ATT: iPhone owners are insurance users and gym members

Insurance works the same way as gym memberships. The insurance company wants you to pay the monthly premium but doesn’t expect you, or even want you, to collect the insurance when things go wrong. It works the same way with gym memberships. They want you to sign up, pay regularly, but don’t use the gym too often because it’ll get crowded.

AT&T thought they could make a similar deal with iPhone owners. We would pay for the 3G service and unlimited usage, but not actually use it. To their corporate surprise, AT&T’s vaunted 3G is overloaded. With iPhone users. Michael Mulvey:

Here’s how I see it in a nutshell – AT&T was happy to sign up as many iPhone customers as they could. Their mentality was probably very similar to gyms who sign up as many people as they can in January when everyone makes their New Year’s Resolution to lose weight.

In a nutshell, that’s it. Remember Customers Angered as iPhones Overload AT&T in the NYT? Same thing, except Jenna Wortham said, “the iPhone is really the Hummer of cellphones.” Ostensibly because it guzzles bandwidth more than other cellphones on AT&T’s network.

More than 20 million other smartphone users are on the AT&T network, but other phones do not drain the network the way the nine million iPhones users do. Indeed, that is why the howls of protest are more numerous in the dense urban areas with higher concentrations of iPhone owners.

Michael Mulvey points out the real problem, and uses a perfect gym membership analogy to drive home the point.

Gyms are packed the first few months after January but then there’s a drop-off in attendance, because people tend to slack off, so even though the gym might ‘overbook’ their spaces, it’s only being used by a fraction of the members.
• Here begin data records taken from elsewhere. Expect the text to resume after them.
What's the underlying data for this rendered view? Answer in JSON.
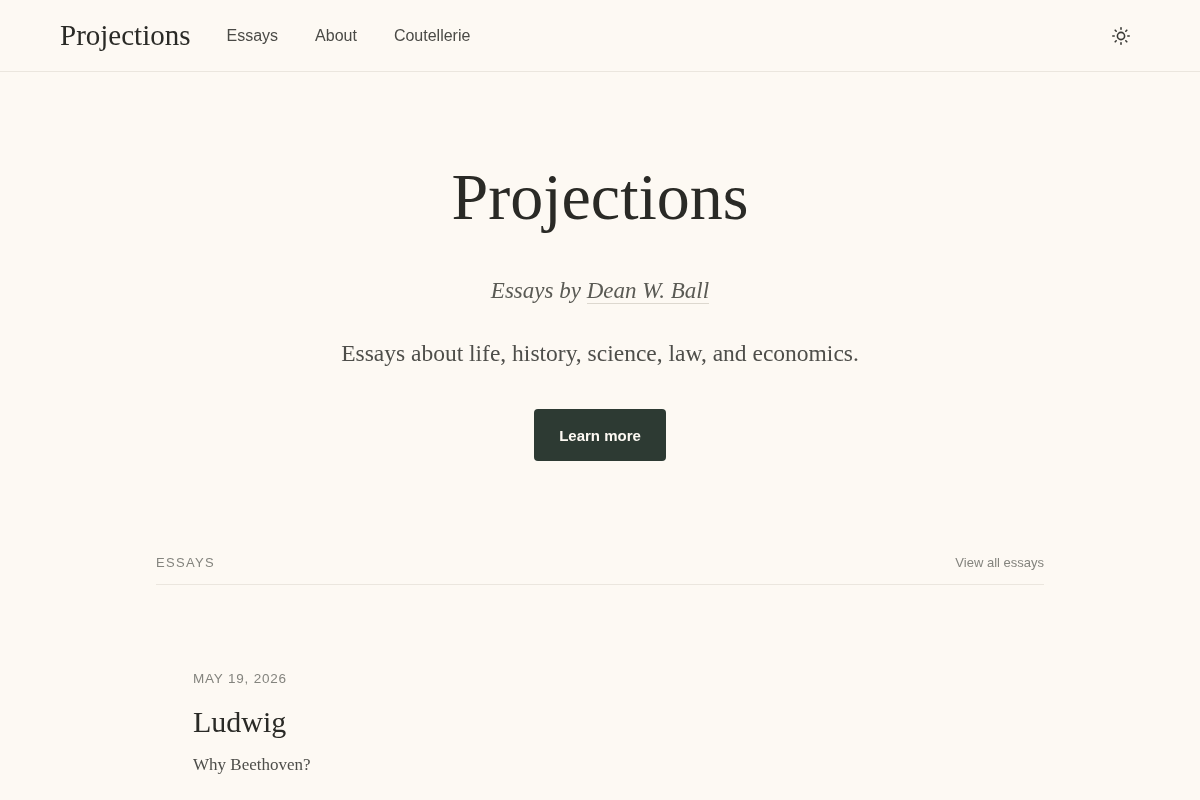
{
  "header": {
    "logo": "Projections",
    "nav": [
      {
        "label": "Essays"
      },
      {
        "label": "About"
      },
      {
        "label": "Coutellerie"
      }
    ]
  },
  "hero": {
    "title": "Projections",
    "byline": {
      "prefix": "Essays by",
      "author": "Dean W. Ball"
    },
    "tagline": "Essays about life, history, science, law, and economics.",
    "button": "Learn more"
  },
  "essays": {
    "heading": "ESSAYS",
    "view_all": "View all essays",
    "items": [
      {
        "date": "MAY 19, 2026",
        "title": "Ludwig",
        "summary": "Why Beethoven?"
      }
    ]
  }
}
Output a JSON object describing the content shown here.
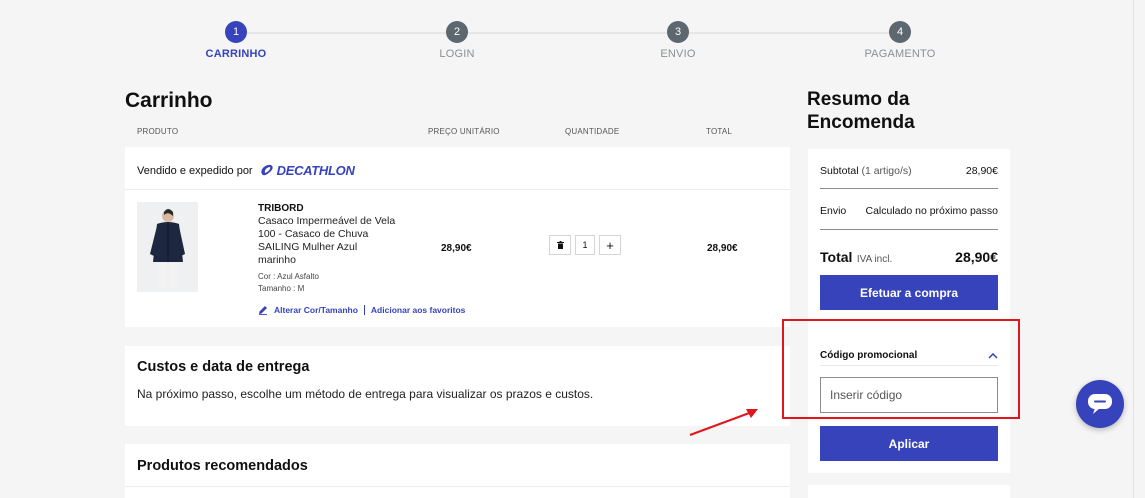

The gym wins – few customers to take care of and lots of profits.

Unfortunately for AT&T and iPhone owners, we’re not like insurance owning lemmings, or fickle gym membership users who don’t use the gym. We actually use the iPhone for the intended purpose. In contrast, AT&T wanted many customers and few users.

This didn’t happen with iPhone customers. Unlike average customers with average cellphones that have small screens and poorly designed user interfaces who just use their phones for calls and occasionally check email – iPhone owners users integrate their iPhones into their lives. They surf the web, check their GMail, Yahoo and thanks to Exchange integration, their work email. Not to mention downloading applications, music and videos.

Now, AT&T is scrambling to upgrade their network to handle the users, from which they were all too happy to take money but not deliver the service. Would Verizon’s 3G network have fared better? Probably not. Michael Mulvey again:

You sold a bunch of Ferarris and didn’t think people would drive em.

Priceless. At least we’re not Hummer owners.